Another sensible view is that Will, now 73, and stumbling on fumes, should’ve been let go by the Post at least several years ago, not for his opinions but rather because he’s a repetitious, sniffy bore. I don’t read Will regularly—in fact, maybe half a dozen times a year—and one would guess that his audience is shrinking even faster than The New York Times’ David Brooks. Was the column in question a cavalier treatment of the reality of unreported rapes and thuggish on-campus behavior? Sure, and some of Will’s opinions are what you’d expect from this priggish man who was an undergraduate at Trinity College in the early 1960s, when fraternities ruled, parietals enforced and men were required to wear a coat and tie at dinner. It’s probably a subject that Will would’ve been better off leaving to younger colleagues—oh wait, the Post doesn’t have op-ed columnists under the age of 45—and stuck to the Chicago Cubs (you know he’s angling for Bud Selig’s Baseball Commissioner job) or yet another foreign policy essay that, per usual, is studded with quotes from Horace, Pericles, Jefferson or whomever his intern dug up for that particular day.

That’s not to say Will, who’s discovered “trigger warnings,” didn’t have a nugget or two that were on the money. He wrote: “It is salutary that academia, with its adversarial stance toward limited government and cultural common sense, is making itself ludicrous. Academia is learning that its attempt to create victim-free campuses by making everyone hypersensitive, even delusional, about victimizations—brings increasing supervision by the regulatory state that progressivism celebrates… Which serves them right.”

And I’d guess that Will was toasting himself for finally writing a column that got his adversaries so worked up. The man can still get it up! (Hmm, was that a sexist remark I just made? It’s hard to tell these days.) Nevertheless, whether or not you found Will’s views hurtful or offensive, that’s not the issue: imagine what a can of worms would open up if NOW’s hysterical call for Will’s firing was successful. In today’s twisted media world, such a result can’t be ruled out.

I’ve little patience with scads of pundits and would be delighted if their employers showed them the door. Paul Krugman, obviously, but also Charles Blow, Gail Collins, Eugene Robinson, David Frum, Michael Tomasky, Ruth Marcus, Hanna Rosin, Bill O’Reilly, the entire roster of Salon, Karl Rove (I still think it’s weird The Wall Street Journal allows the prodigious fund-raiser and GOP consultant a weekly slot), the Huffington Post pilferers and Jonathan Chait.

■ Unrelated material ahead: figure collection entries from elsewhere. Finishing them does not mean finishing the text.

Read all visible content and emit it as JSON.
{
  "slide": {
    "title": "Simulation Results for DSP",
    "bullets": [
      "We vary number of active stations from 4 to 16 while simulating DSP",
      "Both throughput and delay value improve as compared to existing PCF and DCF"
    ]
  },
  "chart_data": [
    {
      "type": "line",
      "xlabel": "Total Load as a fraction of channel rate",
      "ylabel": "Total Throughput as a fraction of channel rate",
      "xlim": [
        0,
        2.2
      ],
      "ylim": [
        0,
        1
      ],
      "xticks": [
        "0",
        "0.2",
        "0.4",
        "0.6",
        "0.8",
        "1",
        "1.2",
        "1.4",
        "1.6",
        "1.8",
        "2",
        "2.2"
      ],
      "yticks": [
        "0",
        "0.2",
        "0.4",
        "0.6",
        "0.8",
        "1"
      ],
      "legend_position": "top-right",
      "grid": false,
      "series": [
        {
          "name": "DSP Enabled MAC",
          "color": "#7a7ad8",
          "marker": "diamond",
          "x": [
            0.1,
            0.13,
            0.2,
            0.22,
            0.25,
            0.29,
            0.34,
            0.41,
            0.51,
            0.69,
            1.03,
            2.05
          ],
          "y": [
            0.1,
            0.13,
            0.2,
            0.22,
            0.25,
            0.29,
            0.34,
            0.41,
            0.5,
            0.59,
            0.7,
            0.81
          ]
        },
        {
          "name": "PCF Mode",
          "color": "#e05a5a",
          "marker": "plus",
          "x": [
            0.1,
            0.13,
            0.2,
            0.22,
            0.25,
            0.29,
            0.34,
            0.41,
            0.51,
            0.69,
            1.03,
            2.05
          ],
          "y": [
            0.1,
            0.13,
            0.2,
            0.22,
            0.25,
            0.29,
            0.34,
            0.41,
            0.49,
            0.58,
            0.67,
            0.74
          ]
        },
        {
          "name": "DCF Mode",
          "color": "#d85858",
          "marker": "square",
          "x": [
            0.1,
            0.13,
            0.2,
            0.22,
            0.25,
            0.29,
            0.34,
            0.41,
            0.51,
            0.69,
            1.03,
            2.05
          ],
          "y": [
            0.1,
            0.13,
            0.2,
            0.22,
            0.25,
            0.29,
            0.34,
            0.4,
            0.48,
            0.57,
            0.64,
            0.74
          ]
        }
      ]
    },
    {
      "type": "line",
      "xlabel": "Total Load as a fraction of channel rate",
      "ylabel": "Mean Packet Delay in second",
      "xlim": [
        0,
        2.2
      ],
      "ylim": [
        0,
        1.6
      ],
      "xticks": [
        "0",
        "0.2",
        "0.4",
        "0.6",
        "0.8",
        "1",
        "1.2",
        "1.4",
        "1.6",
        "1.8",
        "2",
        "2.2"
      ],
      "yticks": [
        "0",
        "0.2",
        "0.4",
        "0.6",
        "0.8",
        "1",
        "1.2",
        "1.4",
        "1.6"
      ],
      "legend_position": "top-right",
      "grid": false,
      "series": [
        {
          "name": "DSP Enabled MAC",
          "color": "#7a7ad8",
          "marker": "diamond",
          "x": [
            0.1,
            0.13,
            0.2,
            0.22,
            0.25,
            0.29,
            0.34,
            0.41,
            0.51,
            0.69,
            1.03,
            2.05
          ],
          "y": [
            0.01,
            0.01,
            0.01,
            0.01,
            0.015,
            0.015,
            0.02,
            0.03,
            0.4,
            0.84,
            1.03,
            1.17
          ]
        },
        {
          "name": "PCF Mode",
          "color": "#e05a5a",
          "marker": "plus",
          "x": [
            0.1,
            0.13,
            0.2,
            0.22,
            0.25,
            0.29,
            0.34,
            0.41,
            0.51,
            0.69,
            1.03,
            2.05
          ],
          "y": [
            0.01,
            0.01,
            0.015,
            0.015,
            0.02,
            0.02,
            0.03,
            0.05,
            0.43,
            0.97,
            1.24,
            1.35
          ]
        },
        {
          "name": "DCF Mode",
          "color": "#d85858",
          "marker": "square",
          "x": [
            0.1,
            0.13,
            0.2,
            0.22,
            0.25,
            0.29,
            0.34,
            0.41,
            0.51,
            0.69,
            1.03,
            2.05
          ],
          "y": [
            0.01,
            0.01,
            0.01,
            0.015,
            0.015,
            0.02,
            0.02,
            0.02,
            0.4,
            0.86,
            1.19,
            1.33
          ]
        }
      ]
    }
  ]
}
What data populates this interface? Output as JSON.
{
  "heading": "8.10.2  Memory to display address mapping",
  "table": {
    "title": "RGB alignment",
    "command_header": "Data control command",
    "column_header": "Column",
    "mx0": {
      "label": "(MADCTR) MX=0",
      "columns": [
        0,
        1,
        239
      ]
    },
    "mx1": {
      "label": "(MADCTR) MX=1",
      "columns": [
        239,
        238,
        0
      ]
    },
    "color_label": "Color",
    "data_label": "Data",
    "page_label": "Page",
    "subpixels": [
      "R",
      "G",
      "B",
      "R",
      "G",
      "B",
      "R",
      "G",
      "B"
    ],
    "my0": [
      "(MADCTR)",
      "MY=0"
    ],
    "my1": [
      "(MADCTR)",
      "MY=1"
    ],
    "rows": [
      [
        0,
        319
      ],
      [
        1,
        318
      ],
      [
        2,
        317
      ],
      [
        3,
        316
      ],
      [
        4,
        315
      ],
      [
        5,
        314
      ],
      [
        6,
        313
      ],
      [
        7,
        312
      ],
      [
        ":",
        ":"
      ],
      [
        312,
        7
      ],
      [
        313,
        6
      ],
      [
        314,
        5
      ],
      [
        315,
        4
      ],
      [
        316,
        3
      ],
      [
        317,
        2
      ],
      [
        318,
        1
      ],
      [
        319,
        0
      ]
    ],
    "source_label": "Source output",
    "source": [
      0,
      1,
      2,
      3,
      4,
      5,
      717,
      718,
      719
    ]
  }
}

And a clean sweep of every TV personality (with the exception of Today’s Willie Geist and the goofy Matt Lauer) would be a welcome development.

But armchair petitions demanding a firing? How lazy. If NOW’s president Terry O’Neill was so incensed by Will’s opinion, it would’ve been refreshing if she led an old-fashioned on-site picketing campaign in front of the Post’s headquarters in Washington, D.C.